Trinidad’s cabinet in peril ahead of general elections

Kamla Persad-Bissessar’s cabinet in Trinidad bears several new faces this week following the spectacular sacking of its two of its most high profile and controversial ministers in a witness tampering scandal that has put the government on the political back foot just months before general elections are constitutionally due.

National Security Minister Gary Griffith and Attorney General Anand Ramlogan were both shown the door after it became clear that the two had been involved in an effort to have a witness withdraw his statement in a defamation suit involving Opposition Leader Keith Rowley.

Both had denied doing so until David West, recently appointed by the prime minister to head the police complaints authority, swore in statement that Ramlogan and Griffith had contacted him regarding the issue and after the police administration announced that it had begin a criminal investigation into the actions of Ramlogan.

Griffith said he had become involved inadvertently but pointed fingers directly at Ramlogan contending that the departed AG was not so innocent.

Until his demise in disgrace at the start of the week, Ramlogan had been the acknowledged political bulldog of the Multi Party People’s Coalition Government, which polls show might likely run the oil and gas-rich, twin-island republic with Tobago for possibly only one term. The umbrella bar association of which he was the ceremonial head, was among groups that had called for his head.

Griffith on the other had had become increasingly belligerent with outlandish statements and paid the price for his involvement in the scandal.
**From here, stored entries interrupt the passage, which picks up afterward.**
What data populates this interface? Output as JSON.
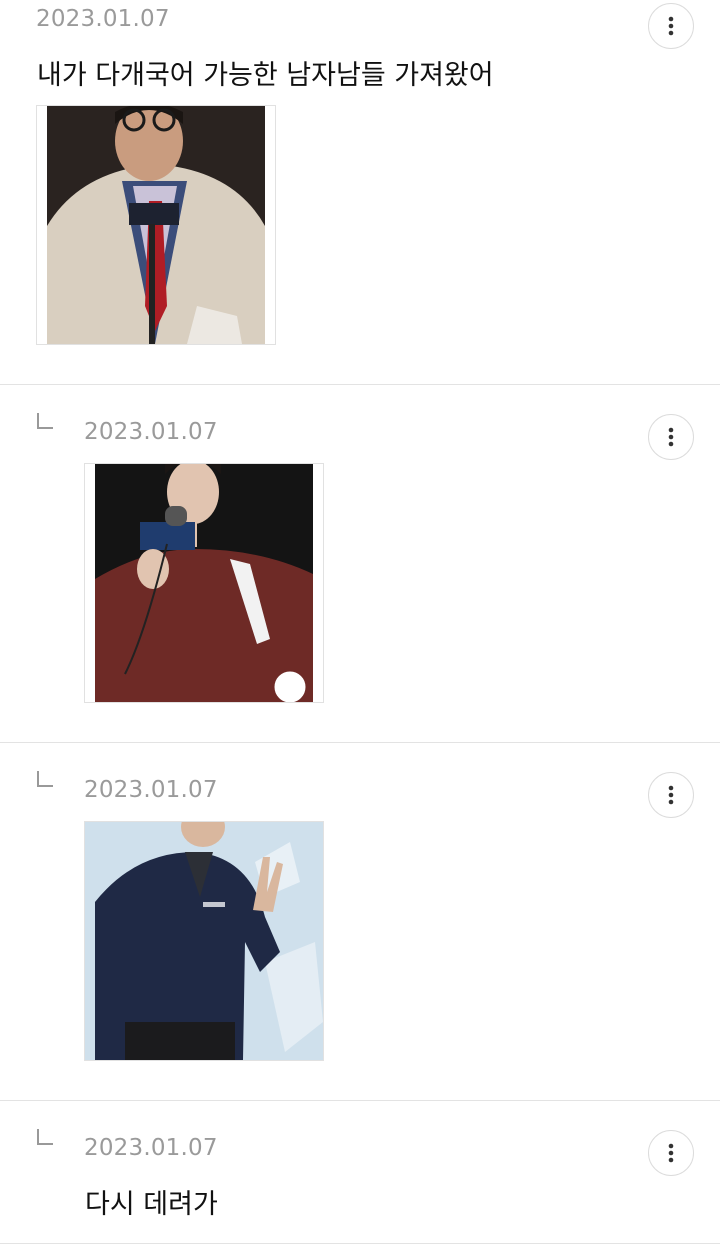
{
  "comments": [
    {
      "date": "2023.01.07",
      "text": "내가 다개국어 가능한 남자남들 가져왔어",
      "image_icon": "photo-man-glasses-trenchcoat-microphone",
      "is_reply": false
    },
    {
      "date": "2023.01.07",
      "text": "",
      "image_icon": "photo-man-red-sweater-microphone",
      "is_reply": true
    },
    {
      "date": "2023.01.07",
      "text": "",
      "image_icon": "photo-man-navy-jacket-peace-sign",
      "is_reply": true
    },
    {
      "date": "2023.01.07",
      "text": "다시 데려가",
      "image_icon": "",
      "is_reply": true
    }
  ],
  "icons": {
    "more": "more-vertical-icon",
    "reply": "reply-arrow-icon"
  },
  "colors": {
    "date": "#9a9a9a",
    "divider": "#e3e3e3",
    "text": "#111111"
  }
}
His departure means that he is the fifth person to be have been dismissed or forced out of the national security portfolio in five years and is one of the 15th cabinet ministers fired during the period.

Three others resigned on their own volition, while at least six government appointees have quit the Senate or upper house during the same period.

The latest developments have dented confidence of PP supporters in the administration and its chances of winning a second term given the level of political volatility in the cabinet and its battles to suppress constant upheavals involving senior ministers.

For his part, Rowley, the leading island politician fancying himself to be the next prime minister of Trinidad, argued that no sane nation could continue along such an uncertain and turbulent road, suggesting that a fresh attempt to determine who should lead the country should be organized immediately.

“In any serious country with this kind of development where the government has collapsed in this way, anybody wanting this country’s interest to be of paramount will call the general election and have a new cabinet sworn in and let sanity prevail and public interest and public business handled in a sane and sober way,” said Rowley.

Persad-Bissessar in her 2,000-word odd address to the nation, appeared to say she had been blindsided by the involvement of the ministers.

“The question is whether the minister was not under an obligation to inform me, as the prime minister, that he made such a call (to West). The situation would have been very different had such a request not been made and this matter been brought to my earlier attention. I cast no aspersions on the capacity or performance of those that hold these positions, but cannot have these offices be so embroiled in conflict and controversy eroding public confidence in the institutions which they lead,” she said.

Apart from the dismissal of the two, the prime minister was forced to fill their places and to appoint a few others including ex-national footballer Brent Sancho to be the new sports minister following the dismissal of Anil Roberts in the heat of a ganga smoking and sports financing scandal.